花を咲かせるだけであれば、土や水がない状態で机の上などに置いておくだけでも開花します。
蕾が出始めたら日の当たる場所に置いて花を楽しんで下さい。
翌年も花を咲かせるためには、花を楽しんだ後に花壇や鉢に植えて球根を太らせます。
冬越し、夏越し
耐寒性、耐暑性が高く、特に対策の必要はありません。
夏の間は葉が枯れて休眠期になるので、鉢植えの場合は、雨の当たらない場所に移動して管理して下さい。
球根を掘り上げない場合は、葉が枯れたら取り除きます。
水やり
庭植えの場合は、ほぼ降雨のみで大丈夫です。
鉢植えの場合は、秋から春までの間、用土の表面が乾いたらたっぷりと水やりをして下さい。

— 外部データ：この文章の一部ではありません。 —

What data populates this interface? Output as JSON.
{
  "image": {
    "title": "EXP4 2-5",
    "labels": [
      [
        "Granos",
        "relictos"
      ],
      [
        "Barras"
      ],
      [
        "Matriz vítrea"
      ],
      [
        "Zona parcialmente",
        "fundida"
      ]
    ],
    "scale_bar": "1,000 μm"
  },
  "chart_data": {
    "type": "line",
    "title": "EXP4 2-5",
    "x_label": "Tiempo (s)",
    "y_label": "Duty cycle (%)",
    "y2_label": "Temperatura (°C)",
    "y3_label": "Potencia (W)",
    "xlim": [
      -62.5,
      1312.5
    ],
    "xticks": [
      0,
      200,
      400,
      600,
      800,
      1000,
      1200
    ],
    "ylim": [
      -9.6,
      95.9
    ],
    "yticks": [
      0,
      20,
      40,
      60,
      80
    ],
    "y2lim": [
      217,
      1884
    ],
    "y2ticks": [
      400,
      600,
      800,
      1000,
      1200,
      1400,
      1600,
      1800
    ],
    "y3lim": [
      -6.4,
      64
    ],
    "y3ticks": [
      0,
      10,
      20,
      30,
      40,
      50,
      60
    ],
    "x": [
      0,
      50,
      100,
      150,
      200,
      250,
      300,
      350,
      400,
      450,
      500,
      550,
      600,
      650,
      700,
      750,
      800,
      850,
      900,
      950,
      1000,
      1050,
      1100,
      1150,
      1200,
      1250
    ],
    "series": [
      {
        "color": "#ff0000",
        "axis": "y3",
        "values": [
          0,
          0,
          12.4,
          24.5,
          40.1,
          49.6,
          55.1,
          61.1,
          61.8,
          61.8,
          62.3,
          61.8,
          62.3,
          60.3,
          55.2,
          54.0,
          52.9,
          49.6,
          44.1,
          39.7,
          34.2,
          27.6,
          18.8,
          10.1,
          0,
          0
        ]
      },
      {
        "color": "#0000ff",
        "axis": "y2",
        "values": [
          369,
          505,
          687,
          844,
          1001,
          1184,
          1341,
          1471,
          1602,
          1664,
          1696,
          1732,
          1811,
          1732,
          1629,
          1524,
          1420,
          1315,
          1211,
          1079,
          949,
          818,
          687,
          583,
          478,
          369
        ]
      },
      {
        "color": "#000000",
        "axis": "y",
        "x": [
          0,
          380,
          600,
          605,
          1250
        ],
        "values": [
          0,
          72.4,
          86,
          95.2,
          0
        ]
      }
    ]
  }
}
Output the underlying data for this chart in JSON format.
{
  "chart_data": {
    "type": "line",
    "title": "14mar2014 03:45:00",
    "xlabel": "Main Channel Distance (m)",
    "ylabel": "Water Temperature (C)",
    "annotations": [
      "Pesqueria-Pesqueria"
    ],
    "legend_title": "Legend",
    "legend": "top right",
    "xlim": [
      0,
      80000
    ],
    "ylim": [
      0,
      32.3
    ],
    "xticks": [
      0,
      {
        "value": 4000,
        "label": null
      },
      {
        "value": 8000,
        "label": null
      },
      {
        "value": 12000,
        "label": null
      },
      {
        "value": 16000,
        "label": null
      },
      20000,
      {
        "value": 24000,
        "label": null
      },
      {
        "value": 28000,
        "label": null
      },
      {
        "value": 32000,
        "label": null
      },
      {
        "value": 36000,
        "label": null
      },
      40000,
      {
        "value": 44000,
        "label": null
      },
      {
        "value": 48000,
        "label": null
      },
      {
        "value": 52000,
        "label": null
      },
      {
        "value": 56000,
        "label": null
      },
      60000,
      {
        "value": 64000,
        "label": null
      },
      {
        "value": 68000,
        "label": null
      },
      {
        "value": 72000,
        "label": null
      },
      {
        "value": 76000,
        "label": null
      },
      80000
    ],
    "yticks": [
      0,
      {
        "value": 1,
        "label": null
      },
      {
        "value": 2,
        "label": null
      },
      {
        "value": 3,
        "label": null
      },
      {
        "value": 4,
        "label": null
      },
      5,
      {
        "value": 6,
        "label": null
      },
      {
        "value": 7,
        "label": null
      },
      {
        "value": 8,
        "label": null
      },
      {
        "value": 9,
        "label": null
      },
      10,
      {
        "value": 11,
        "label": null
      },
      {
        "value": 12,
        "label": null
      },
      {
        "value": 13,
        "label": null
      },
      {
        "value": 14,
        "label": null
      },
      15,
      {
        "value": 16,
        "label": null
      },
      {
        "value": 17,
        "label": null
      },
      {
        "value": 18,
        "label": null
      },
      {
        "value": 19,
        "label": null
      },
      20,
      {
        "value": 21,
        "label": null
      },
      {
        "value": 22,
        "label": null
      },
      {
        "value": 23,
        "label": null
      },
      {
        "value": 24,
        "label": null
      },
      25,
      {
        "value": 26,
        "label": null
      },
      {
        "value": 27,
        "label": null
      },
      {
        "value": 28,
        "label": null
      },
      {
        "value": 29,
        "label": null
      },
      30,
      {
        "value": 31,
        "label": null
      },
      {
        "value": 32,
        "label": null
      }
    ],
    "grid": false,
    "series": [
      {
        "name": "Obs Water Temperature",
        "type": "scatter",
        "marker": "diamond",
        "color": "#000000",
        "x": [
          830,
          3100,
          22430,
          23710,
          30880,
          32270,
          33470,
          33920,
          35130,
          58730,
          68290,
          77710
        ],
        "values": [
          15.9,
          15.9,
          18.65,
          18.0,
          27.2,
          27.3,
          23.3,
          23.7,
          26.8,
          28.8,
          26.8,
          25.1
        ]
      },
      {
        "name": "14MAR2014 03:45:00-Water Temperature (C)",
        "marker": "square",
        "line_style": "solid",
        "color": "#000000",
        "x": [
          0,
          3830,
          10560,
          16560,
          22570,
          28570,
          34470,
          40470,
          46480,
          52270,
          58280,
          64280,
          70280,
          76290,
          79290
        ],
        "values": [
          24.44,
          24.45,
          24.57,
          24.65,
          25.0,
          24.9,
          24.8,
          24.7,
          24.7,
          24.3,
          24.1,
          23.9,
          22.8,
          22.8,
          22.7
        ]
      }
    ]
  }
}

春を過ぎて葉が枯れ始めたら、徐々に水やりの回数を減らし、休眠期に入ったら水を絶ちます。
肥料
比較的肥料を好む植物です。
庭植え、鉢植え共に、植え付けの際に元肥として堆肥や緩効性化成肥料を混ぜ込んでおきます。
追肥は春の3月~4月、秋の9月~10月に緩効性化成肥料を置き肥するか、液体肥料を施して下さい。
植え付け
適期は9月頃です。
庭植えの場合は、用土に腐葉土を混ぜ込んで水はけの良い環境を作って下さい。
さらに元肥として、堆肥や緩効性化成肥料を混ぜ込んでおきます。
深さは10㎝程度、株間は15~20㎝程度です。
鉢植えの場合は、市販の草花用培養土に川砂を2割ほど混ぜたものを使うか、赤玉土(小粒)5・腐葉土3・川砂2などの配合土に緩効性化成肥料を混ぜて土を作ります。
5~6号鉢に1球が目安で、深さは3~5㎝程度です。
球根の掘り上げ
球根は毎年掘り上げる必要はありません。
球根は毎年分球して増えていくので、増えすぎているようなら、掘り上げて植え替えて下さい。
時期は、6月頃になって地上部の葉が半分ほど枯れ始めた時です。
掘り上げた球根は、日陰でしっかりと乾かし、風通しの良い涼しい場所でネットなどに入れて保管します。
増やし方(分球)
分球で増やすことが出来ます。
分球
コルチカムの球根は、自然に分球して増えていきます。
9月頃に球根を掘り上げて、分けて植え付けて下さい。
病気・害虫
白絹病
水はけが悪い場所で育てていると発生することがあります。
地際の葉茎や球根に菌が付着し、白い絹糸のような菌糸が発現します。
一度発病すると完治することはなく、他の株にも伝染するので、発病した株は速やかに処分して下さい。
水はけの良い環境で育て、病気の発生を抑制することが大切です。